AI's offensive powers include avoiding common human mistakes and automating chores that once took human operators months or years. For example, AI-enabled spear phishing and whaling techniques might mix exact targeting with latent malware. Using device cameras, speakers, and GPS, the AI verifies its target before deploying, potentially exfiltrating sensitive data before detection. Attackers can also utilize "résumé swarming," creating fake candidates catered to job openings, hence flooding hiring systems with "perfect" AI-generated résumés. These, when combined with deepfake technology, take advantage of social engineering at unprecedented levels, therefore widening the threat scene as artificial intelligence develops and adaptable to avoid protections.

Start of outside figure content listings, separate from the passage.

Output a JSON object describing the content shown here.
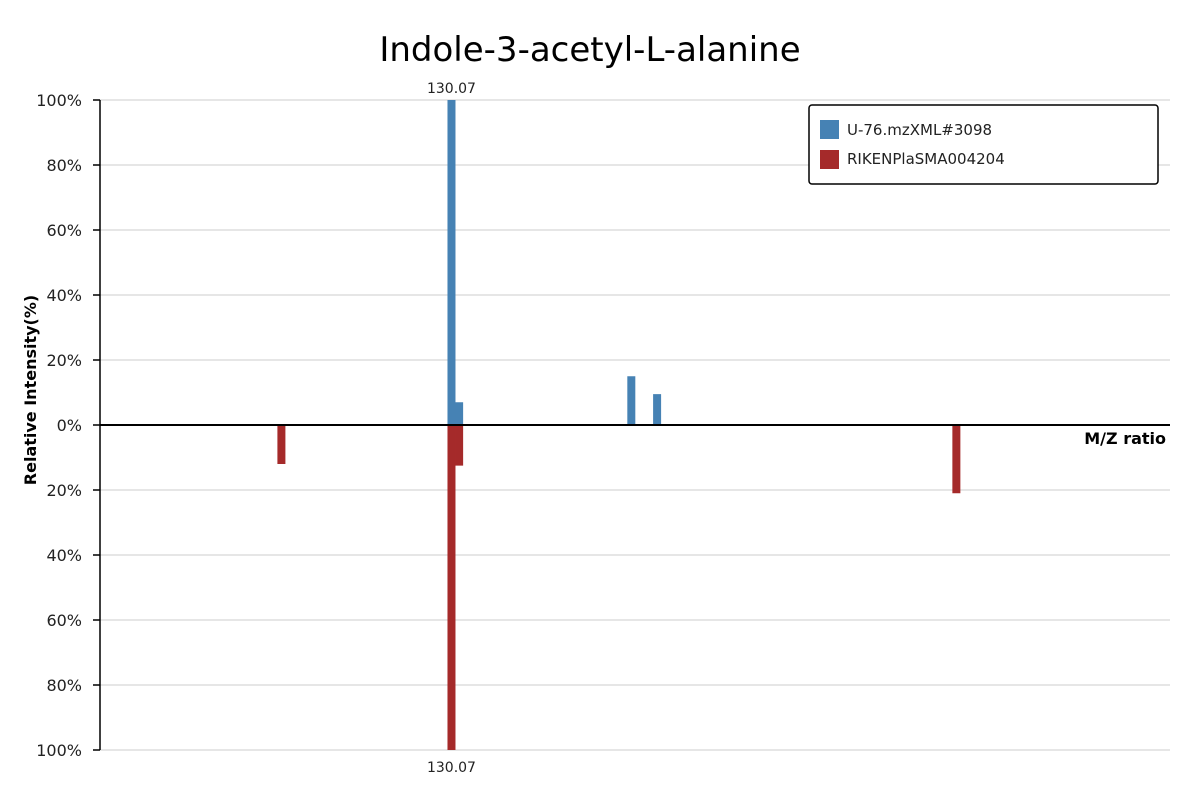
{
  "chart_data": {
    "type": "bar",
    "title": "Indole-3-acetyl-L-alanine",
    "xlabel": "M/Z ratio",
    "ylabel": "Relative Intensity(%)",
    "mirror": true,
    "ylim": [
      -100,
      100
    ],
    "y_ticks": [
      {
        "value": 100,
        "label": "100%"
      },
      {
        "value": 80,
        "label": "80%"
      },
      {
        "value": 60,
        "label": "60%"
      },
      {
        "value": 40,
        "label": "40%"
      },
      {
        "value": 20,
        "label": "20%"
      },
      {
        "value": 0,
        "label": "0%"
      },
      {
        "value": -20,
        "label": "20%"
      },
      {
        "value": -40,
        "label": "40%"
      },
      {
        "value": -60,
        "label": "60%"
      },
      {
        "value": -80,
        "label": "80%"
      },
      {
        "value": -100,
        "label": "100%"
      }
    ],
    "xlim": [
      91.9,
      208.1
    ],
    "grid": true,
    "legend": {
      "position": "top-right"
    },
    "series": [
      {
        "name": "U-76.mzXML#3098",
        "color": "#4682b4",
        "direction": "up",
        "peaks": [
          {
            "mz": 130.07,
            "intensity": 100,
            "label": "130.07"
          },
          {
            "mz": 130.9,
            "intensity": 7
          },
          {
            "mz": 149.6,
            "intensity": 15
          },
          {
            "mz": 152.4,
            "intensity": 9.5
          }
        ]
      },
      {
        "name": "RIKENPlaSMA004204",
        "color": "#a52a2a",
        "direction": "down",
        "peaks": [
          {
            "mz": 111.6,
            "intensity": 12
          },
          {
            "mz": 130.07,
            "intensity": 100,
            "label": "130.07"
          },
          {
            "mz": 130.9,
            "intensity": 12.5
          },
          {
            "mz": 184.9,
            "intensity": 21
          }
        ]
      }
    ]
  }
}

This all boils down to the need of “The deployment and utilization of AI and agents will be vital,” as Shawn Bice emphasizes, “especially with threat actors becoming more sophisticated in their tactics every day.” He additionally states that “History has shown, technology can have the ability to elevate our human potential, and through innovation, collaboration and responsible use of generative AI and agents, defenders will be positioned to take on cybersecurity’s toughest challenges and work toward making the world safer for all,” the issues of cybersecurity remain substantial nevertheless.